De l’autre côté, cette analyse révèle aussi certains retards ou faiblesses dans la mise en oeuvre de l’Accord de Paris par le Québec. Ce dernier ne répond que partiellement à plusieurs attentes et certaines font encore l’objet d’élaboration de plans et/ou de mesures, surtout en ce qui concerne l’adaptation. À cet égard, la province n’a toujours pas adopté de plan ni de mesures clairement définies en matière d’adaptation, bien qu’elle ait présenté, dans son PEV 2030, quelques priorités et qu’elle vise également, par un soutien financier, à soutenir des mesures visant l’adaptation. Précisons également qu’à la lumière du Plan de mise en oeuvre 2021-2026 du PEV 2030, le Québec est encore loin de parvenir à un équilibre du financement entre l’adaptation (environ 400 millions de dollars sur cinq ans) et l’atténuation (environ 5 milliards de dollars sur cinq ans), comme le recommande l’Accord de Paris[104]. Considérant que les impacts des changements climatiques se manifestent déjà violemment dans divers secteurs et régions du monde, dont au Québec, et qu’ils s’aggraveront assurément au fil du temps, lutter adéquatement contre les changements climatiques nécessitera une approche équilibrée de tous les acteurs en matière d’adaptation et d’atténuation, ainsi qu’une prise en compte des pertes et préjudices liés aux effets néfastes des changements climatiques, une notion pour l’instant oubliée par le gouvernement du Québec.

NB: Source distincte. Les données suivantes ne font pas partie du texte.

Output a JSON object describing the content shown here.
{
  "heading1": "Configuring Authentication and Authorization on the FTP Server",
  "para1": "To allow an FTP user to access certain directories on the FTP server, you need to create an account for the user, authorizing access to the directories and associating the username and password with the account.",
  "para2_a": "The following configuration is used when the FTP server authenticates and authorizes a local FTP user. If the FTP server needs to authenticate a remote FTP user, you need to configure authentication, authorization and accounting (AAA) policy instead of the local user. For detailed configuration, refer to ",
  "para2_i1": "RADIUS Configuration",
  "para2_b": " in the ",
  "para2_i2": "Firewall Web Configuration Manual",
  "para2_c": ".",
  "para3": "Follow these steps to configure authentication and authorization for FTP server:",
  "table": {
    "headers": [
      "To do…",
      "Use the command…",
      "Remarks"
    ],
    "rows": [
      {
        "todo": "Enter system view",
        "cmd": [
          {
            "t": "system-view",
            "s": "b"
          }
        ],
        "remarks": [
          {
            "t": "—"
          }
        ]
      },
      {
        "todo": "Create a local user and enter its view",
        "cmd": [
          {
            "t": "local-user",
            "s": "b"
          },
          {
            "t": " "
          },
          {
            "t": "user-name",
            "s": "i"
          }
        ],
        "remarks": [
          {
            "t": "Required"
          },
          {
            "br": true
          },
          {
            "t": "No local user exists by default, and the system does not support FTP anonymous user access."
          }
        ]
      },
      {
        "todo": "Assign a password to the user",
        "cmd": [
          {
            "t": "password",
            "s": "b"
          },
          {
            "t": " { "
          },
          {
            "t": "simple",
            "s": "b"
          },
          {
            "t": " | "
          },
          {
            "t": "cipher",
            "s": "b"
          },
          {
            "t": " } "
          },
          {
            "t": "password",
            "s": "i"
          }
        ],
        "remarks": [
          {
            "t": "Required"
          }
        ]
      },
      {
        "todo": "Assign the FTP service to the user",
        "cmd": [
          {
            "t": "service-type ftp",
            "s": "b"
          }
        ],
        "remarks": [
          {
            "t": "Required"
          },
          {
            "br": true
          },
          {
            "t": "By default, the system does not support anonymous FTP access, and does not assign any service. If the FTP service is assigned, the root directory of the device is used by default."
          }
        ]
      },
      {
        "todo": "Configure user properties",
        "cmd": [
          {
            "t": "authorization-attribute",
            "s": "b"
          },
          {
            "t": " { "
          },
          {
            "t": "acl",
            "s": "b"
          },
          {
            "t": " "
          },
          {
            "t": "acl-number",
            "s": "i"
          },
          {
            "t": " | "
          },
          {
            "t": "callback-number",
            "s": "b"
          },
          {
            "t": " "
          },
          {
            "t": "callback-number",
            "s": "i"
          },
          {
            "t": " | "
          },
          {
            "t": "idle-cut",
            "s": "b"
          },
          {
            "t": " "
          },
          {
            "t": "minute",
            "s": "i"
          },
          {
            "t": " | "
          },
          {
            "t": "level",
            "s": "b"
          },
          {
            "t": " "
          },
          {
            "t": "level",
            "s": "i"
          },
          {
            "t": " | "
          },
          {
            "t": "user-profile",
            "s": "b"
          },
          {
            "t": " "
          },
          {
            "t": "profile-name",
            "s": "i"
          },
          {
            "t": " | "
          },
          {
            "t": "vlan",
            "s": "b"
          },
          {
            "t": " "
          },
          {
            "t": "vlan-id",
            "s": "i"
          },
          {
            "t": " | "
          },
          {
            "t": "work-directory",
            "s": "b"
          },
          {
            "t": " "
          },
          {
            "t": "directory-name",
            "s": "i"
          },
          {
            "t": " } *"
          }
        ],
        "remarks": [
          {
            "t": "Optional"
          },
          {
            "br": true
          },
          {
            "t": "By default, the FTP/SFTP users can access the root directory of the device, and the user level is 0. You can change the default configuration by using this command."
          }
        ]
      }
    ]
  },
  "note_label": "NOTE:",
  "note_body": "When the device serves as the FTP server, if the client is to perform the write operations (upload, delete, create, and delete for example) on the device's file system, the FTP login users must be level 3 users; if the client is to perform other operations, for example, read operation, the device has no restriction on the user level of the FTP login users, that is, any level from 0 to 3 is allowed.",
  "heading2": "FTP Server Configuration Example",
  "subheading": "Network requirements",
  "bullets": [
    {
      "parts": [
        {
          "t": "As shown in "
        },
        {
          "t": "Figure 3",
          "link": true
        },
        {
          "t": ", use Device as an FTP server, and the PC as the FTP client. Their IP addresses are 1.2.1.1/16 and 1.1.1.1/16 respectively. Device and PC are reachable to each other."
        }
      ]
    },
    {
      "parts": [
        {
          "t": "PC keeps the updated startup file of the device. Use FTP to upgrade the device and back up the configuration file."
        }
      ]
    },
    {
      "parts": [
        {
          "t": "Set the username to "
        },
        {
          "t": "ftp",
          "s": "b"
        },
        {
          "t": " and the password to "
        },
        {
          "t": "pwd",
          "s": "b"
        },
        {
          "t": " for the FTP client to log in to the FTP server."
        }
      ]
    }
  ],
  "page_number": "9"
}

En somme, le Québec a mis en oeuvre plusieurs des dispositions phares de l’Accord de Paris dans ses champs de compétences. N’étant pas considéré comme une Partie à l’Accord, cela renforce son rôle assumé depuis quelques décennies déjà en tant que gouvernement non central impliqué et actif dans la gouvernance mondiale du climat éclatée et polycentrée. Cette analyse du cas du Québec démontre, une fois de plus, toute l’importance du rôle joué par les gouvernements non centraux, et nommément les États fédérés, dans la résolution de la crise climatique actuelle[105]. Effectivement, misant sur une paradiplomatie climatique aux stratégies diverses, dont la mise en oeuvre des grands accords internationaux sur le climat dans leur champ de compétence, les États fédérés occupent une place importante dans l’orchestration de la lutte mondiale contre les changements climatiques.

Plus largement, cette analyse révèle enfin l’influence déterminante qu’exerce l’Accord de Paris, et plus largement le régime climatique onusien, sur l’action climatique des gouvernements non-centraux. Depuis la naissance du régime en 1992, l’avancement des négociations climatiques internationales et le contenu des textes négociés ont joué un rôle décisif dans la structuration de l’action climatique interne du Québec. Il s’agit d’un scénario analogue pour plusieurs autres gouvernements ou réseaux de gouvernements non centraux. Pensons, par exemple, aux membres de la coalition Under2[106] ou encore aux États américains membres de la U.S. Climate Alliance[107], qui se sont engagé à mettre en oeuvre des politiques en ligne avec les objectifs de l’Accord de Paris. Pensons également aux maires et mairesses des villes membres du réseau C40, qui se sont engagées à « réaliser les objectifs les plus ambitieux de l’Accord de Paris au niveau local » [108]. C’est sans compter les nombreuses initiatives lancées par le secteur privé (comme l’initiative Business Ambition for 1.5°C[109]) et par les institutions financières (comme le Net-Zero Asset Owner Alliance[110]) pour contribuer à l’atteinte des cibles de Paris. Voilà autant d’exemples qui démontrent le pouvoir d’« orchestrateur » dont dispose le régime climatique onusien dans la structuration, la coordination et la mobilisation de l’action climatique à l’échelle globale, même auprès des entités non parties à la CCNUCC.